In 2015, Fisker met racing driver and Viper enthusiast Ben Keating. Fisker and VLF partnered with Keating during the development of the Force 1. Keating drew on his Viper racing experience to design the Force 1's active suspension, which makes nearly 10,000 adjustments per second. This results in better traction and a significantly improved ride when compared with the Viper.

==Design and specifications==
===Engine===
The Force 1 V10 utilizes an 8.4 liter V10 engine used in the fifth generation Dodge Viper. The standard output for this engine is 640 hp and 600 lbfft of torque. VLF significantly increased the engine's output for the Force 1, and the engine was now rated at 745 hp and 638 lbfft of torque (an increase of 14% and 5%, respectively). This results in a top speed of 218 mph and a 0-60 mph acceleration time of 3.0 seconds.

The engine of the Force 1 V10 is placed between the cabin and the front axle, with the engine's center of mass located behind the front axle. This is meant to improve the vehicle's handling by modifying weight distribution.
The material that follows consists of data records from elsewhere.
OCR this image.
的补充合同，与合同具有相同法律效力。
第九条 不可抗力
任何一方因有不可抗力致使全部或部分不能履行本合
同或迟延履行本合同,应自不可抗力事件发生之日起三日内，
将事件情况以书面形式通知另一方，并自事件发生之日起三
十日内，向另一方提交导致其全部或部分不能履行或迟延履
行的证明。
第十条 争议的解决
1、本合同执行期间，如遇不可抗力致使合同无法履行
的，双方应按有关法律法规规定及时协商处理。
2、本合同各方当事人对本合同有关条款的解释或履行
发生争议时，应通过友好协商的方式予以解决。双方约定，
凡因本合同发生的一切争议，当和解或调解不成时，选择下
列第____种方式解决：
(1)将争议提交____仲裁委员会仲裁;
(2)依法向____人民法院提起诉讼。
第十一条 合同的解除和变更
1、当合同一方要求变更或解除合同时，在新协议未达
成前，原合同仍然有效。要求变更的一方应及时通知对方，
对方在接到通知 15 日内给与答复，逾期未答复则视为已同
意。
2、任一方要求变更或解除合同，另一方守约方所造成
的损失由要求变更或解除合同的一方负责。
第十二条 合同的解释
The Force 1 comes standard with a six-speed manual transmission, but an optional six-speed paddle-shift automatic would be available on request.

===Body===
The Force 1's exterior was designed by Henrik Fisker, known for his work on the design of the BMW Z8 and Aston Martin DB9, among other automobiles. The Force 1 shares many basic design features with other American sports cars, and in particular the Dodge Viper (with which it shares the basic chassis). It features an elongated hood, a long tapered rear section, and protruding wheels, and has a body made entirely of carbon fiber. The Force 1 has a sharp, angled front side which also sports six functional intake and outlet vents. The rear of the car is more curved and contains a large outlet vent. Force 1 also features ultra-thin lights at both the front and the rear. The front and roof spoilers, as well as the rear diffuser, are made of exposed, polished carbon fiber. The roof spoiler also contains the on-board Wi-Fi hotspot antenna and a third brake light.

===Interior===
The interior is designed for two people and is trimmed in leather, suede and Alcantara. Other features include a milled aluminum and leather gear shifter, leather and suede sunglasses holder, and a hidden milled aluminum pen holder. The Force 1 also features a substantial technology suite, including in-dash navigation, smart phone connectivity and charging, and a Wi-Fi hotspot housed in the rear spoiler. It is also fitted with a champagne holder, with a two bottle capacity, located between the two seat backs.

===Wheels===
The Force 1 V10 is fitted with 21 in aluminum four-spoke wheels, with a width of 10.5 in in the front and 13 in in back. The Pirelli P Zero high-performance tires are sized at 305/25/ZR21 in the front with 355/25/ZR21 in the rear. The Force 1 V10 is outfitted with Brembo high performance brakes.

==Production==
After debuting at the 2016 Detroit Auto Show, it was announced that an initial run of 50 cars was planned in 2016. The first two units, including the vehicle displayed at the 2016 Detroit Auto Show, took only 10 weeks to build, and Bob Lutz claimed the initial development only required $10 million in investment. Production took place at VLF's Auburn Hills, Michigan manufacturing facility beginning in April 2016. Deliveries were planned for Q3 of 2016. As part of the partnership with Ben Keating, all 50 units would be exclusively available through Keating's Viper Exchange dealership. Prices for the Force 1 V10 would start at $286,500. VLF had future plans to distribute both the Force 1 V10 and the VL Destino through a small group of domestic dealerships, though no plans to create exclusive dealerships were made. Only five cars were actually produced.